The effects of CO2-induced acidification on survival, shell mineralogy, embryonic development and the timing of larval release were investigated in the intertidal barnacle Semibalanus balanoides using an intertidal microcosm system. Compared to that in the control (CO2 = 344 ppm, pH = 8.07), adult survival was 22% lower in the high-CO2 treatment (CO2 = 922 ppm, pH = 7.70) and significant changes in the mineral structure of the adult shell were observed. Embryonic development rate was significantly slower in the high-CO2 treatment than in the control but still resembled ‘natural’ rates seen in populations found in similar locations. There was an estimated 19 d delay in development under high-CO2 conditions, which resulted in a 60% reduction in the number of nauplii reaching hatching stage at the time when over 50% of the control nauplii had hatched. We conclude that ocean acidification could potentially further compromise embryonic development in a species already stressed by temperature, which could in turn impact naupliar development and recruitment. S. balanoides, the adults of which live in a highly variable environment, has been shown to be detrimentally impacted by a chronic change in chemical conditions (pH lowered beyond the current range) over a crucial period in their life cycle. Under experimental high-CO2 conditions, some adults were able to survive and larvae were able to hatch. This may indicate that there is still potential for organisms to find suitable habitats and for populations to develop and survive.



Findlay, H. S., Kendall, M. A., Spicer, J. I. & Widdicombe, S., 2009. Future high CO2 in the intertidal may compromise adult barnacle Semibalanus balanoides survival and embryonic development rate. Marine Ecology Progress Series 389:193-202. Article.

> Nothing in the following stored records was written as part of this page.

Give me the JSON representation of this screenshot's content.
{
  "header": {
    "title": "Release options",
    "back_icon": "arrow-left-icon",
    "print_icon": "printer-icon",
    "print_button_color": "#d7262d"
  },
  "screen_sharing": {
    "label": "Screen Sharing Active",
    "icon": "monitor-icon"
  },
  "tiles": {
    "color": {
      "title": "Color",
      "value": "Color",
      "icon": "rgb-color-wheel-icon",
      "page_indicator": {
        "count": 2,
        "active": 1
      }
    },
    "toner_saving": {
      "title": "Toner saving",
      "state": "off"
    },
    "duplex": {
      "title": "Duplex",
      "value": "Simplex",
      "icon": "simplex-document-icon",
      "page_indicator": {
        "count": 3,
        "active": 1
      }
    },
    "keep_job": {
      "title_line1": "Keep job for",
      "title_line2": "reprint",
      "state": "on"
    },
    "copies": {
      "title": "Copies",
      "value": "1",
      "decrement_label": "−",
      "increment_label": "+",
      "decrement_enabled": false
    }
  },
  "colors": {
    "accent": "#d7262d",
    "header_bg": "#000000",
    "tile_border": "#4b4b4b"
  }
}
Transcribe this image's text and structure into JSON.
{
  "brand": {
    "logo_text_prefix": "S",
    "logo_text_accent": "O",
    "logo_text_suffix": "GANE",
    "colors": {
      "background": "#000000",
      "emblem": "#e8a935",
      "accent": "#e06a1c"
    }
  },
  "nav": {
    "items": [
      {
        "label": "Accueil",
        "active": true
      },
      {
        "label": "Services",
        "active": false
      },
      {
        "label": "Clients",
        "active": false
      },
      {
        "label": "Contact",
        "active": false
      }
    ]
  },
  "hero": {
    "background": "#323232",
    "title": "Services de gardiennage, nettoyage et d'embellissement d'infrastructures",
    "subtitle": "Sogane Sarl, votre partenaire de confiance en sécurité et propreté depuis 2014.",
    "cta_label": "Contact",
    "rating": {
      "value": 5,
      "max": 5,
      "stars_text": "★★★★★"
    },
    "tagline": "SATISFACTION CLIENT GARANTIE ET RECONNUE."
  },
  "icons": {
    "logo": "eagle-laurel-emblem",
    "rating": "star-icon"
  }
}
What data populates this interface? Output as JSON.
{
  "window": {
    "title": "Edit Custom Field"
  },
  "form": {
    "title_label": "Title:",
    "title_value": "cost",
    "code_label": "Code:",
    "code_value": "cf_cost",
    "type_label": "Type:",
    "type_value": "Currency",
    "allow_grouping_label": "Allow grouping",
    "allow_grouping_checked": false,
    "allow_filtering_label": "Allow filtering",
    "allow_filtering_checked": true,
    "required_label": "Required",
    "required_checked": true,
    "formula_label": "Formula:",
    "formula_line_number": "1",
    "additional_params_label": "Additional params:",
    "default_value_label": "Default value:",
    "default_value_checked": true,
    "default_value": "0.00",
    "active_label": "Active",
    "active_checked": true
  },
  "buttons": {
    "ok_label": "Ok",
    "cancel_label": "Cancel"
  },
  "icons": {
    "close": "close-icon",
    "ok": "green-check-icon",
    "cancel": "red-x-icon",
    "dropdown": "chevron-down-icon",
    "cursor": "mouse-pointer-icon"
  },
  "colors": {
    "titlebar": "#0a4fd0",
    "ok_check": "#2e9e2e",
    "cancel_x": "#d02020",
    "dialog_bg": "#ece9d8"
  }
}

1 Response to “Future high CO2 in the intertidal may compromise adult barnacle Semibalanus balanoides survival and embryonic development rate”


  1. 1 Sue Cudd 23 October 2009 at 20:43

    I have a shellfish hatchery on the Oregon coast (USA). We have had a very hard time producing oyster larvae for several years now. Our monitoring has revealed that the pCO2 is very high and the pH has dropped as low as 7.5 especially during upwelling events. The aragonite saturation has been as low as .7. At the same time we are getting almost no barnacle fouling on our intake lines. This is very unusual , we normally replace intakes every 3 months.